Klaw v. New York Press Co.

Dowling, J.:

This is an appeal from an order granting a motion to vacate an order for the examination of Fanny Ward Lewis as a witness herein on behalf of the defendant. The action is brought to recover damages for the publication of a libel. The answer sets up among other things certain partial defenses in mitigation of damages. The original moving affidavits sufficiently showed that the testimony of the witness was material and necessary for the defendant as to two of these defenses. Mrs. Lewis is a resident of London, Eng., and an actress who spends much of her time in this country, being abroad during the summer months. She is under contract to appear in this country after October 1, 1912, and states her intention to be in the State of New York at that time. The mere possibility that a witness may return within the jurisdiction at a future date is not a. sufficient ground for vacating an order for examination, nor is there any certainty that she will be here at the time of the trial of the action. She may well change her plans and *721conclude either to remain in England or to come here too late for the trial of an action in which she has no personal interest. An expressed intention upon the part of a non-resident to return to the State for the trial is not a sufficient reason for refusing ah examination (Commercial Publishing Co. v. Beckwith, 57 App. Div. 574; Tanenbaum v. Lippmann, 89 id. 17), nor is the fact that a witness can be located and his testimony taken at some future time by commission.. (Stapleton v. La Shelle, No. 3, 124 App. Div. 661.)

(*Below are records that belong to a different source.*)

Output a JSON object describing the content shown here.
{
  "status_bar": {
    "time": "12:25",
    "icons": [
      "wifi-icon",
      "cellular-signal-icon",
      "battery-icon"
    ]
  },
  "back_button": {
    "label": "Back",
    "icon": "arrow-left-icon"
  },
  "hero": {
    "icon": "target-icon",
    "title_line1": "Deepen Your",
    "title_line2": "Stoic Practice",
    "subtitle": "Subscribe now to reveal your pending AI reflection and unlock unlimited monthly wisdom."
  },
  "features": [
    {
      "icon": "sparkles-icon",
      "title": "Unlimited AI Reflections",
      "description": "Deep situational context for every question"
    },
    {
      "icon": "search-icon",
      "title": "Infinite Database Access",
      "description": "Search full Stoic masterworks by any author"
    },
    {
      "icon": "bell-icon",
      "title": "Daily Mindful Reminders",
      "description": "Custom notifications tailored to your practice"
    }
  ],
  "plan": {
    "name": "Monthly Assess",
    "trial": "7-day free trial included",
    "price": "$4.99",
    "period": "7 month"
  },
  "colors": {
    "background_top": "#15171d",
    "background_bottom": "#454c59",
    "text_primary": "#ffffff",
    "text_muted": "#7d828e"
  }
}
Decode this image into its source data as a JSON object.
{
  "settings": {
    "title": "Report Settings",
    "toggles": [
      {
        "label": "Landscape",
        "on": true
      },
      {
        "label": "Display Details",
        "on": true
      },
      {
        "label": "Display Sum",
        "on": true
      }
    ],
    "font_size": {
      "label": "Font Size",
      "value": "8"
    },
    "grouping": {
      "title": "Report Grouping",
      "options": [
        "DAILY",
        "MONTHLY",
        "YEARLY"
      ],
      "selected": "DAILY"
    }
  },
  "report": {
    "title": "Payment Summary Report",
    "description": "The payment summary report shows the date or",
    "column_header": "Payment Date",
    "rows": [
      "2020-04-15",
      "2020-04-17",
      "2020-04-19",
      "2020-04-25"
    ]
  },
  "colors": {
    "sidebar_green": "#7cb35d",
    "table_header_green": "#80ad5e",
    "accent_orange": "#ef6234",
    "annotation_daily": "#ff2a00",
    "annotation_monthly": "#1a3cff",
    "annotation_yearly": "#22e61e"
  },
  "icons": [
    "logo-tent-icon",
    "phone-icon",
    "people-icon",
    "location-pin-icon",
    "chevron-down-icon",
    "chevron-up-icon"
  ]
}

The statement of the witness that she “cannot give any testimony of any kind with reference to the affairs of Jefferson, Klaw & Erlanger, as I know nothing about that firm,” is no reason for denying the desired information. Among other subjects, she is sought to he examined as to the character and reputation of plaintiff at the time of the publication of the alleged libel, that being one of the issues tendered in mitigation of damages, and she does not deny that she has. knowledge thereof. Her denial of the receipt of any letters from plaintiff is so qualified as to render it the expression of her conclusion as to their legal effect rather than the clear statement of a fact. In any event mere denial of knowledge as to the subject-matter of the examination is not sufficient. (Turck v. Chisholm, 53 Misc. Rep. 110; Davis v. Stanford, 37 Hun, 531; Matter of Nolan, 70 id. 536.)

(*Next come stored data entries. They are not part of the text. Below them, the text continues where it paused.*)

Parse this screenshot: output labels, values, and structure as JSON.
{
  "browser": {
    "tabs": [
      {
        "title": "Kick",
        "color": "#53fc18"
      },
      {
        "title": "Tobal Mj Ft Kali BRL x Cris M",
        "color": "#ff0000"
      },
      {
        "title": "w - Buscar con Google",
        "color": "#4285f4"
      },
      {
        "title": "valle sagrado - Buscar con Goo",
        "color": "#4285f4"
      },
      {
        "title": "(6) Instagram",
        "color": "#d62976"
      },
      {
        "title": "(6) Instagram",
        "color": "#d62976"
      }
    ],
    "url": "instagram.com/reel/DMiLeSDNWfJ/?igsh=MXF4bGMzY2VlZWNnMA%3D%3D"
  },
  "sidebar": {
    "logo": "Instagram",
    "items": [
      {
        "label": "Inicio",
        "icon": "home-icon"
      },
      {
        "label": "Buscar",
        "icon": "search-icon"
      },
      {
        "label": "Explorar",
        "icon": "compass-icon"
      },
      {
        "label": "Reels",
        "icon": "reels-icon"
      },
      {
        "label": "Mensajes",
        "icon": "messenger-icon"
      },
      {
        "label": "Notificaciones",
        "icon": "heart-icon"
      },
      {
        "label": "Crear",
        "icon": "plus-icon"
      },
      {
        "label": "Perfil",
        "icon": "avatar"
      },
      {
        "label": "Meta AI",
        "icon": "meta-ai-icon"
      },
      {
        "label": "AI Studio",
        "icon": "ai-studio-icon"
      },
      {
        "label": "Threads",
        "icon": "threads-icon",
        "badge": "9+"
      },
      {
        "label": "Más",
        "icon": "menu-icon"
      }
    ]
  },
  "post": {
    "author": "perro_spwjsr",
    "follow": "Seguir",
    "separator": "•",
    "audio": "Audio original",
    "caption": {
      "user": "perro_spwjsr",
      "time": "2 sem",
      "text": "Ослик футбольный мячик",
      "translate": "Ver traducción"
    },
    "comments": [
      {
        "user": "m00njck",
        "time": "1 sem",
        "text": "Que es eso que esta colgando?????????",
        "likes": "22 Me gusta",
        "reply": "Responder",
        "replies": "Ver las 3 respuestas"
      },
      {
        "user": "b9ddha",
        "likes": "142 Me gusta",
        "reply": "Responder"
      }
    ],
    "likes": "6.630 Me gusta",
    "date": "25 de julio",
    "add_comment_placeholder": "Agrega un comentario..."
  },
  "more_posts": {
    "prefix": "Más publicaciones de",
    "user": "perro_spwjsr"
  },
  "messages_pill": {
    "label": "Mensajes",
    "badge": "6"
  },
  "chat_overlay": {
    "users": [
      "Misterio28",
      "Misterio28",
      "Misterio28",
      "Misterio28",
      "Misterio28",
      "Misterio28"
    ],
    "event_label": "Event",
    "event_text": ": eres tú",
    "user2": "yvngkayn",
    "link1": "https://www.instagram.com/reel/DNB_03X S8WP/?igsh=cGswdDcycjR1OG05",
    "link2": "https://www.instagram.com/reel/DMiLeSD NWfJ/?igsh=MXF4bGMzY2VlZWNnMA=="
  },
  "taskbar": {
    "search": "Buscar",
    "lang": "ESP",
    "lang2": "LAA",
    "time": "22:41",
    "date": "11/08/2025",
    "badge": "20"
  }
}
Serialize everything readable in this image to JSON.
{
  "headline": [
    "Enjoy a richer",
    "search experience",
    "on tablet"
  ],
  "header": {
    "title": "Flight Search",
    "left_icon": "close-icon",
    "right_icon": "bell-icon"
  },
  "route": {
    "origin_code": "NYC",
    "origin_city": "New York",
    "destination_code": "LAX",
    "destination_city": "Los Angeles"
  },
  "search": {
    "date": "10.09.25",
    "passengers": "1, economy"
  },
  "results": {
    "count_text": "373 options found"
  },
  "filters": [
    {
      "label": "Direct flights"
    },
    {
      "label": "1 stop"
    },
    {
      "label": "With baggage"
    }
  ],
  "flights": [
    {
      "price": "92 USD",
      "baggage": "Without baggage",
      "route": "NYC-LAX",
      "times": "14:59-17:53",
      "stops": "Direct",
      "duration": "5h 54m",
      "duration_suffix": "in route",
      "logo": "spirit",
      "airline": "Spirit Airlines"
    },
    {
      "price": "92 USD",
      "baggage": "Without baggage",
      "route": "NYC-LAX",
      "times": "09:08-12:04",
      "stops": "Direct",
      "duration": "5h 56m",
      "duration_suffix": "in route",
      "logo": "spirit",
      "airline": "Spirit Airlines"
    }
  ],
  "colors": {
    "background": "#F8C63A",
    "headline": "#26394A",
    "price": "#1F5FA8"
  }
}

The order appealed from is reversed, with ten dollars costs and disbursements, and the motion to vacate and set aside the order for examination and the subpoena duces tecum heretofore served herein is denied, with ten dollars costs.

Ingraham, P. J., McLaughlin, Scott and Miller, JJ., concurred.

Order reversed, with ten dollars costs and disbursements, and motion denied, with ten dollars costs.